Kamil Kozieł w swojej debiutanckiej powieści ,,Rozdzielone. Pierwszy wymiar" przedstawił historię Adriany Maj, która tuż przed zakończeniem roku szkolnego w Elitarnej Szkole Dębu, otrzymuje list, w jakim jej ojciec zaprasza ją na spotkanie. Dziewczyna nigdy go nie poznała, dlatego postanawia się z nim spotkać. W trakcie podróży autobusem dzieje się jednak coś dziwnego i Ada trafia do innego wymiaru, w którym z bliskimi łączą ją odmienne relacje. Jednakże to jeszcze nie koniec! Niedługo potem spotyka Maksa, chłopaka z przyszłości, jeżdżącego lewitującym samochodem oraz Arinę, a na jaw wychodzą coraz bardziej zaskakujące fakty z jej życia oraz tajemnica, przez którą znalazła się w innym wymiarze. Pozostaje też sekretny eksperyment, który toczy się od lat w Grocie i ma powiązanie z dziewczyną. Co takiego wydarzyło się w przyszłości, że postanowiono ją zmienić?

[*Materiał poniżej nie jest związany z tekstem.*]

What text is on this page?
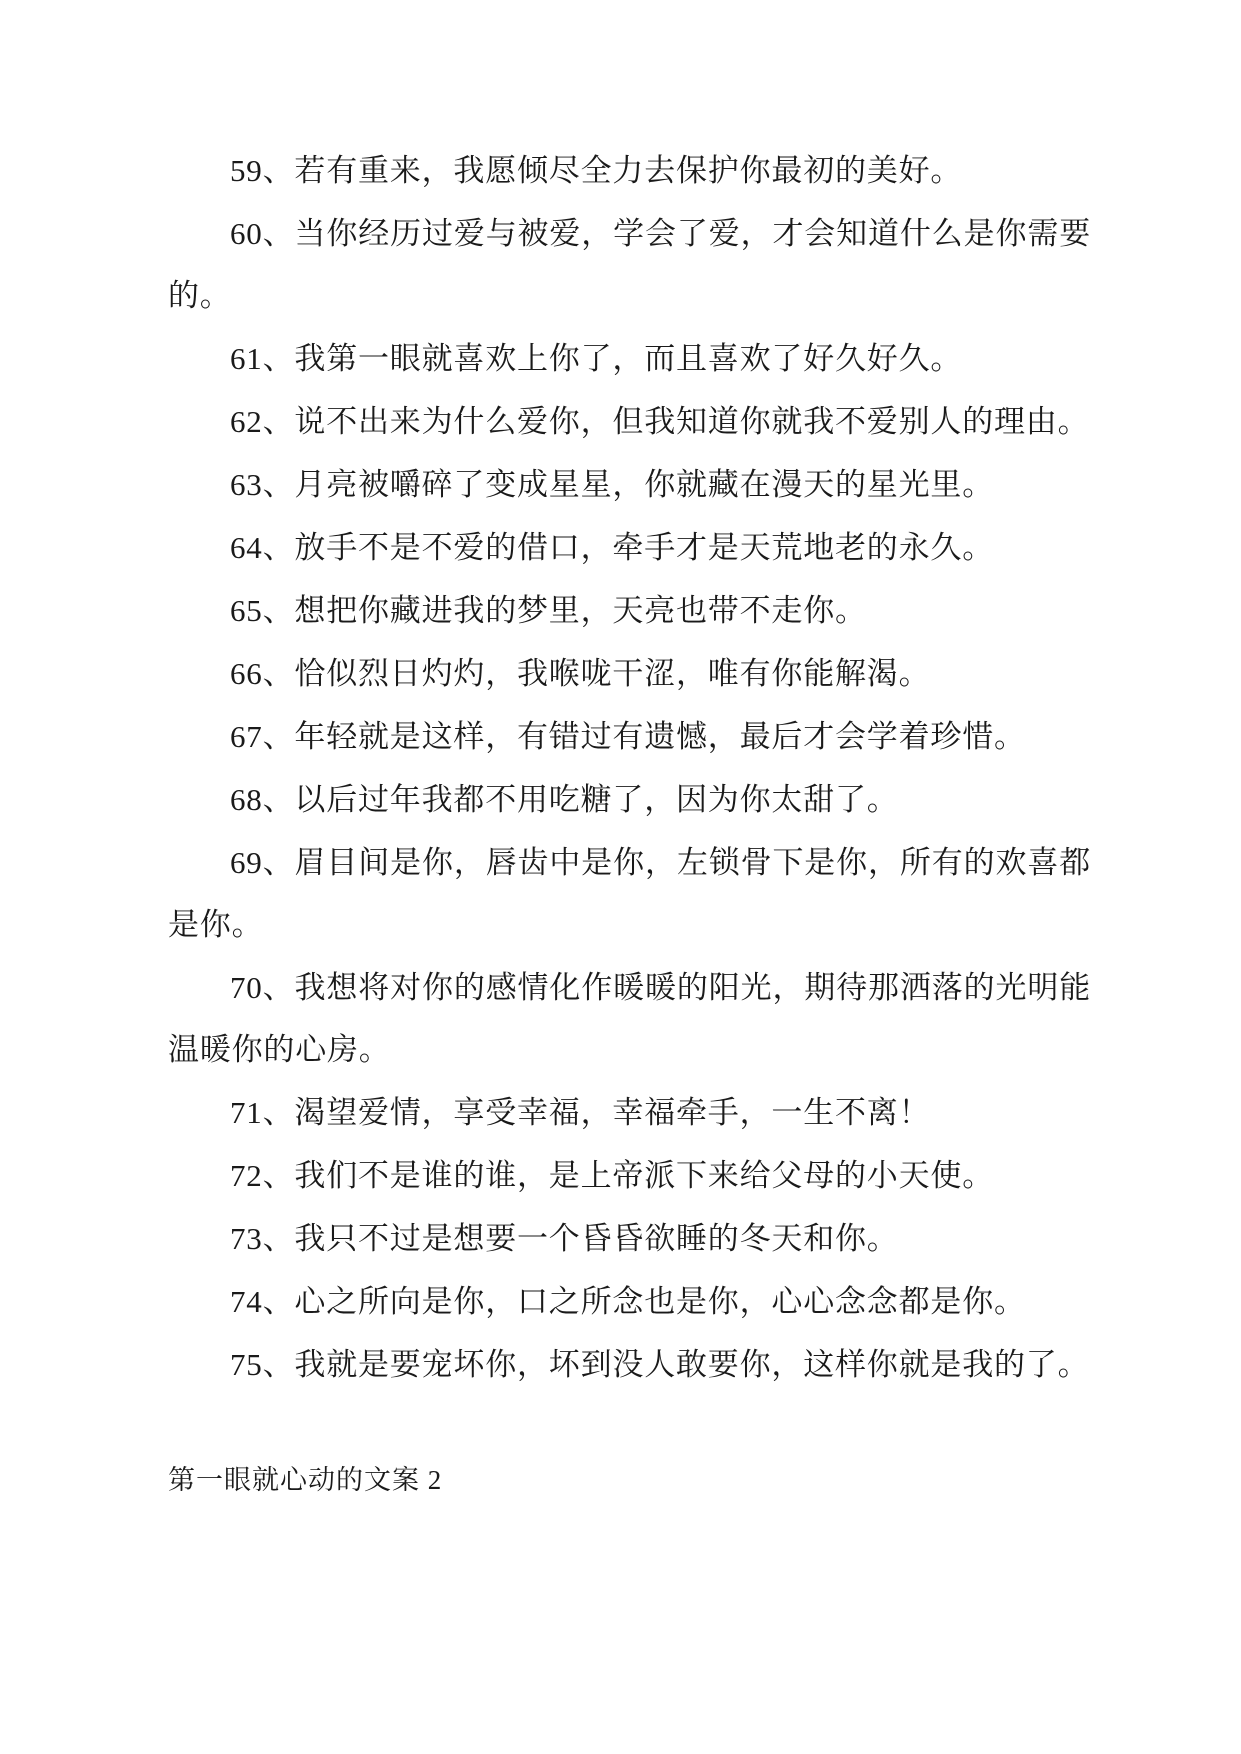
59、若有重来，我愿倾尽全力去保护你最初的美好。

60、当你经历过爱与被爱，学会了爱，才会知道什么是你需要的。

61、我第一眼就喜欢上你了，而且喜欢了好久好久。

62、说不出来为什么爱你，但我知道你就我不爱别人的理由。

63、月亮被嚼碎了变成星星，你就藏在漫天的星光里。

64、放手不是不爱的借口，牵手才是天荒地老的永久。

65、想把你藏进我的梦里，天亮也带不走你。

66、恰似烈日灼灼，我喉咙干涩，唯有你能解渴。

67、年轻就是这样，有错过有遗憾，最后才会学着珍惜。

68、以后过年我都不用吃糖了，因为你太甜了。

69、眉目间是你，唇齿中是你，左锁骨下是你，所有的欢喜都是你。

70、我想将对你的感情化作暖暖的阳光，期待那洒落的光明能温暖你的心房。

71、渴望爱情，享受幸福，幸福牵手，一生不离！

72、我们不是谁的谁，是上帝派下来给父母的小天使。

73、我只不过是想要一个昏昏欲睡的冬天和你。

74、心之所向是你，口之所念也是你，心心念念都是你。

75、我就是要宠坏你，坏到没人敢要你，这样你就是我的了。

第一眼就心动的文案 2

,,Rozdzielone. Pierwszy wymiar" to debiut, po którym go nie czuć. Kamil Kozieł ma bardzo przyjemny styl pisania, przez co powieść czyta się szybko oraz przyjemnie, a przede wszystkim nie da się odczuć, że to debiut tylko jak gdyby była to któraś z kolei książka autora. Przyznaję, było to dla mnie miłym zaskoczeniem, jak też to, iż trzecioosobowe narracje z kilku perspektyw wypadły bardzo dobrze i się w nich nie pogubiłam, a to czasami mi się zdarza.

Połączenie fantastyki z science fiction wyszło znakomicie i nieco oryginalnie! Podróże między wymiarami to wątek, który w literaturze bardzo rzadko spotykam, więc tym bardziej jego pojawienie się mnie zaskoczyło, a został poprowadzony bardzo ciekawie oraz intrygująco. Lubicie podróże w czasie? Ja kocham! W tej historii także je znajdziecie w niezwykle interesującym wydaniu. Na pewno się nie zawiedziecie! Myślę, że mógłby powstać z tego świetny film albo nawet gra komputerowa.

Jednak najważniejsi w każdej opowieści zawsze są bohaterowie i ich kreacja. Kamil Kozieł świetnie poradził sobie z wykreowaniem ciekawych, intrygujących i takich, o których chce się czytać bohaterów, iż z przyjemnością śledziłam ich losy. Przede wszystkim byli prawdziwi, popełniali błędy i jak dla mnie ogromnie realistyczni. Wielu z nich polubiłam, a muszę też pochwalić kreację jednej z głównych bohaterek - Ady, gdyż jest ona dwuwymiarową i bardziej złożoną postacią niż mogłoby się wydawać, ale jakże ciekawą. Najbardziej chyba polubiłam Arinę, która była niesamowita, obdarowana talentami widzenia emocji oraz bliskiej przyszłości. Niezwykle zaciekawiła mnie swoją osobą i przeszłością, jaka była interesująca, a także jej podejściem do swoich darów. A fakt, że uwielbia koty, przesądził sprawę. Chociaż trudno mi wybrać tak jedną postać, bo jednak prawie każdego bohatera polubiłam albo przynajmniej potrafiłam zrozumieć, co mnie zdziwiło, ponieważ bardzo rzadko lubię większą część postaci. Co zasługuje na uwagę to, to, iż nie mamy tutaj podziału na tych dobrych i złych, a każdego trzeba samemu ocenić, i wybrać swoją słuszność.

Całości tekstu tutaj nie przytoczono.